Image quality analysis of the centre and off-axis of each module using RIT113
To assess image distortion and deformation caused by FMs with sagging correction errors, the distances between image inserts in the anterior–posterior and left–right directions of the CTP404 module were measured using RIT113. For both module configurations, the modulation transfer function (MTF) was calculated from the CTP528 image results to evaluate image blurring caused by sagging correction errors. Additionally, the MTF0.5 and MTF0.1 values were computed to obtain quantitative metrics of image resolution.
Evaluation of the geometric coordinates of the centre and off-axis of each module using ImageJ
To evaluate geometric coordinate changes due to sagging correction errors, CBCT images of the CT404 module were binarised, and edge-extraction processing was performed using ImageJ. The centre of gravity of two image inserts was measured (Figure 1). Differences in the centre-of-gravity coordinates with and without sagging correction errors were calculated for both inserts, and the averaged results across all FMs were recorded. To further facilitate QA data sharing related to sagging corrections, binarised and edge-extracted CBCT images with and without sagging correction errors were subtracted using ImageJ to visualise differences.
Evaluation for off-axis of sagging correction error using the MultiMet-WL QA phantom and couch shift
To evaluate the effects of sagging correction errors on the centre and off-axis image coordinates, the W-L test of the MultiMet-WL QA phantom was conducted with no shifts and with shifts of 0.3 mm in the left, table and up directions using 15 different combinations of gantry angles and collimator positions. The MultiMet-WL QA phantom was irradiated with 6 MV X-rays using a field size of 2 cm × 2 cm for the off-axis target with a single isocentre. The W-L test results were analysed using the MultiMet-WL QA software.
Statistical analysis
Correlation coefficients (r) between sagging correction errors and changes in the centre-of-gravity coordinates were calculated using the SPSS statistical software (IBM).
Results
The distances between the inserts of the CT528 CBCT images across the 10 types of FMs showed minimal variation, with changes of <0.15 mm observed in both the X and Y directions. Figure 2 presents the MTF results at the centre, while Figure 3 displays the MTF results off-axis. When the sagging compensation offset was ≤0.6 mm, no remarkable change was observed in the MTF. A slight variation in MTF0.1 was noted in the table direction; however, for other directions, negligible changes were observed in both MTF0.5 and MTF0.1 (Table 1).

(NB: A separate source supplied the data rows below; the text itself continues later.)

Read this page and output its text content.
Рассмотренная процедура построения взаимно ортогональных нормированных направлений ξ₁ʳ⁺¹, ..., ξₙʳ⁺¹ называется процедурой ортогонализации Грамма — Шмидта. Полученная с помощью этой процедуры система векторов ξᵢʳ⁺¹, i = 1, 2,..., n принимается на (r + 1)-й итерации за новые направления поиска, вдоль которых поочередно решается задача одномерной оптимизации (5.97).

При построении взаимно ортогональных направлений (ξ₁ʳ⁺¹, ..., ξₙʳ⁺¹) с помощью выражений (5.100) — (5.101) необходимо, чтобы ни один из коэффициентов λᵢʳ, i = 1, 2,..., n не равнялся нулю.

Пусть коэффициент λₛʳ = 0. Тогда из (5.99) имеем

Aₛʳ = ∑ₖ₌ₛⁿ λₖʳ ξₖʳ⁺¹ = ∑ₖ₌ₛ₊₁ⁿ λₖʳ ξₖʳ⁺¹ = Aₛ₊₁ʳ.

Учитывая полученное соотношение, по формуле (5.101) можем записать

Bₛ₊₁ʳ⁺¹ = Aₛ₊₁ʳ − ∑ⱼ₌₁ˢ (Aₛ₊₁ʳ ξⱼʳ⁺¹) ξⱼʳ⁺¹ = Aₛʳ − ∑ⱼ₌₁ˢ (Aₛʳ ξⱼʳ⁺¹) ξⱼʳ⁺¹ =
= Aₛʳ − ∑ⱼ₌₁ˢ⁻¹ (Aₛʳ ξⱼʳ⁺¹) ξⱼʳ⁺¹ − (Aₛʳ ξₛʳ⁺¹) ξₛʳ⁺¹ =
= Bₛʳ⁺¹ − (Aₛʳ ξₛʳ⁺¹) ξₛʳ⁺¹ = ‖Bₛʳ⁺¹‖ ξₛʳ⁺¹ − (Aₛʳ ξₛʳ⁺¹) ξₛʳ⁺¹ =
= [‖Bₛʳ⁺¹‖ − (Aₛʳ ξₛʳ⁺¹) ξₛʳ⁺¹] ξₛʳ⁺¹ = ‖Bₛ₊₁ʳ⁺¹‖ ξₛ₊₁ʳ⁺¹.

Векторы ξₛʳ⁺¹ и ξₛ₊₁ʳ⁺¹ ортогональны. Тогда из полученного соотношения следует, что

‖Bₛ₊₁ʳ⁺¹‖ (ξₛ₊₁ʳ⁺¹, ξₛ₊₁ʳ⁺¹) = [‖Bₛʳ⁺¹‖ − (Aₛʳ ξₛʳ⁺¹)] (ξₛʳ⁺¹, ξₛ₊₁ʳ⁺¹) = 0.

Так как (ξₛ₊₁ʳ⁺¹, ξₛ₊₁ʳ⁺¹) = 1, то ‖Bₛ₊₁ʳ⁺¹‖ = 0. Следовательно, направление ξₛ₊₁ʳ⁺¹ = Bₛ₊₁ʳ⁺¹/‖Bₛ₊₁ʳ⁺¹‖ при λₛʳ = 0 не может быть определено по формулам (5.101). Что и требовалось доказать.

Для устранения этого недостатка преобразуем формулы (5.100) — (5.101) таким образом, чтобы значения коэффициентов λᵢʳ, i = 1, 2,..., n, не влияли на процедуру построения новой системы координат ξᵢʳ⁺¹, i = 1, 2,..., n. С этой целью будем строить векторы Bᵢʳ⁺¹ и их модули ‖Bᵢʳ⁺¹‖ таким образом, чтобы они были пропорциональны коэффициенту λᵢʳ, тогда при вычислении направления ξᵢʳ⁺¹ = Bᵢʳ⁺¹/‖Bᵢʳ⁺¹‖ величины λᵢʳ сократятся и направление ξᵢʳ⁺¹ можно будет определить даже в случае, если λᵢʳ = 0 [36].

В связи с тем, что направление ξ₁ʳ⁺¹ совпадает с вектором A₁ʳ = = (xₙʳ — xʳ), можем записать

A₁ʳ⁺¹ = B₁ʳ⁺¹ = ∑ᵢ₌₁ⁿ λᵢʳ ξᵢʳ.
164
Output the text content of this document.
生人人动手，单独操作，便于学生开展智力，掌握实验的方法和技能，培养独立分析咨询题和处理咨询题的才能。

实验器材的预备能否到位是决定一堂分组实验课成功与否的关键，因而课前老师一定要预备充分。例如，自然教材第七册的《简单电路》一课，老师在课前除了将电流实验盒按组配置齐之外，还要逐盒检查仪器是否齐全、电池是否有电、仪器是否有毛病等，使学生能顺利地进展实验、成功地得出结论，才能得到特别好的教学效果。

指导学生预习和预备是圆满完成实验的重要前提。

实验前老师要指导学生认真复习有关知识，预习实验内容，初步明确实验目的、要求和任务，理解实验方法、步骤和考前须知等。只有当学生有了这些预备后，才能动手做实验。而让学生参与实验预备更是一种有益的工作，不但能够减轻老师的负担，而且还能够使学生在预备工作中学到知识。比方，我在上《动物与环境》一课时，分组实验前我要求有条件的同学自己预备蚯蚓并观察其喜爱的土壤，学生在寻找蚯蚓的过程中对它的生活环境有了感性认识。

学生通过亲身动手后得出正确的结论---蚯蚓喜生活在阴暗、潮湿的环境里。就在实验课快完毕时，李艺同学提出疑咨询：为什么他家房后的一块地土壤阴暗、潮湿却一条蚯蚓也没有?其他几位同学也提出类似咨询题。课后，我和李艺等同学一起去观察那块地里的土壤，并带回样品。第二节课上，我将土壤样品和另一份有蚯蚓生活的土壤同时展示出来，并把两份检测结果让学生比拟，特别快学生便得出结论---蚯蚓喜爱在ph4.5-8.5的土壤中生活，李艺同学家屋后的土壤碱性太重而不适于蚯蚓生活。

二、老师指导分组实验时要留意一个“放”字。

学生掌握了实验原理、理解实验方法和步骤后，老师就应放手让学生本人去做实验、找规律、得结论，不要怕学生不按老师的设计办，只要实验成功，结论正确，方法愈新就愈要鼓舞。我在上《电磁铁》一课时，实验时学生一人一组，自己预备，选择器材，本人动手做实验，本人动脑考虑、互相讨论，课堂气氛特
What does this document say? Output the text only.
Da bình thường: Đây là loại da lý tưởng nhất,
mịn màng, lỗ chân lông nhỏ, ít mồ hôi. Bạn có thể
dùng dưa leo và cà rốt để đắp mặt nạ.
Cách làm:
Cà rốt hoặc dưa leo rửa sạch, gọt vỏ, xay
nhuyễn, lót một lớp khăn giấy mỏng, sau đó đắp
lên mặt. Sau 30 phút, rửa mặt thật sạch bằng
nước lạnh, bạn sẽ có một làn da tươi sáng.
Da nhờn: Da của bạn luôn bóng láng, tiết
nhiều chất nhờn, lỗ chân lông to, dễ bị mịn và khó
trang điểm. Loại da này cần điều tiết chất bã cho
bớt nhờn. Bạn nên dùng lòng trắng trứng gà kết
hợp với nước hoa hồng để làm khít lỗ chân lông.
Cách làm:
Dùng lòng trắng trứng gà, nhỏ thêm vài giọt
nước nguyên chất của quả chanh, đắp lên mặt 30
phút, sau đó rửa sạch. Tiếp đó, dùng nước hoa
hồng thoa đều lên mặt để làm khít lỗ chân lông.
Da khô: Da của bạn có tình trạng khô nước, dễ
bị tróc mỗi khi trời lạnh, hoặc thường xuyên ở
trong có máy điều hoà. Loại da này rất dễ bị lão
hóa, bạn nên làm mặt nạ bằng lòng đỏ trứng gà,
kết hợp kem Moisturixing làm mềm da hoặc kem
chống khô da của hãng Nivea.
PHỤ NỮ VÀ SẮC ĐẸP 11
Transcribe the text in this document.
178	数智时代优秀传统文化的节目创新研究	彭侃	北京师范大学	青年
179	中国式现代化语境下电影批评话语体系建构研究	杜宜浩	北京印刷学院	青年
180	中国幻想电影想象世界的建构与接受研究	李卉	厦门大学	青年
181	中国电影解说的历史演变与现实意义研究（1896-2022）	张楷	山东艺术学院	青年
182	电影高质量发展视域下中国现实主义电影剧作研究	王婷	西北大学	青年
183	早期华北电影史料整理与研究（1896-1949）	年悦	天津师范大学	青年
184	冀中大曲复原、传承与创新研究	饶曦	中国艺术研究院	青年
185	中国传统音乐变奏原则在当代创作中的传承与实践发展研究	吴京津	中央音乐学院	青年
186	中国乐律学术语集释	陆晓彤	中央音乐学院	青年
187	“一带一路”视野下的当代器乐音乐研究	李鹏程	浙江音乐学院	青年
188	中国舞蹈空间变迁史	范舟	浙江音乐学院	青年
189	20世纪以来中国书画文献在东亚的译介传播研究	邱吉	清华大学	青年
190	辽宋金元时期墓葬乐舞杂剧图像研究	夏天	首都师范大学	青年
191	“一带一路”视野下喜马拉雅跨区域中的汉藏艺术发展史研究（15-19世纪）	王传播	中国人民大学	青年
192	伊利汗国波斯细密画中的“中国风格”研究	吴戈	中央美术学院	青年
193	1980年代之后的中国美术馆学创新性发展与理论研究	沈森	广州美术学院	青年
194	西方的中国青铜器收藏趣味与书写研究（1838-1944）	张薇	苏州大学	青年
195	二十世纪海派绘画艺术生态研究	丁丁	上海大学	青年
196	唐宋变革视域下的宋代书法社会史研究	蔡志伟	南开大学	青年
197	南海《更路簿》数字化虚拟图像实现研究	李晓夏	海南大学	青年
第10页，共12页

Figure 2. MTF of sagging correction error along centre position: (a) left, (b) table, (c) up, and along off-axis: (d) left, (e) table and (f) up.

Figure 3. Subtraction images obtained without and with sagging correction errors.
Table 1. Relationship between errors during sagging correction and MTF0.5 and MTF0.1

The geometric coordinates of the images exhibited changes corresponding to sagging correction errors in the left and upward directions, with a strong correlation observed between the centre and off-axis positions (left: centre; r = 0.994, off-axis; r = 1.000, up: centre; r = 0.974 and off-axis; r = 1.000) (Table 2). In the table direction, the sagging correction error did not result in any shifts for either the centre or off-axis positions, as axial images could not evaluate the shifts. Consequently, no notable changes were noted in either the centre or off-axis positions.
Table 2. Changes in distance and geometric coordinates of inserts relative to the reference image

Figure 3 shows a subtraction image highlighting the emphasised sagging correction error. The results from the inserts revealed a crescent-shaped shadow in the direction of the geometric shift for the high-contrast insert, while the shadow appeared in the opposite direction for the low-contrast insert. However, in the axial image, no geometric changes in the table direction were observed (Figure 3 (d)–(f)).
Figure 4 illustrates the results of the W–L test for the isocentre and target 1 using the MultiMet-WL QA phantom. In the W–L test results, the isocentre showed a difference exceeding 1.0 mm for a 0.3 mm sagging correction error, while target 1 off-axis exhibited a difference >1.0 mm in the 180° direction. Table 3 summarises the W–L test results for all targets using the MultiMet-WL QA phantom. The total average difference for target 1 was the largest among all targets (base: 0.65 mm, lateral: 0.65 mm, longitudinal: 0.79 mm and vertical: 0.70 mm). Additionally, for a 0.3 mm sagging correction error, the difference in the W–L test was large (max: 0.14 mm) except for the long in target 4.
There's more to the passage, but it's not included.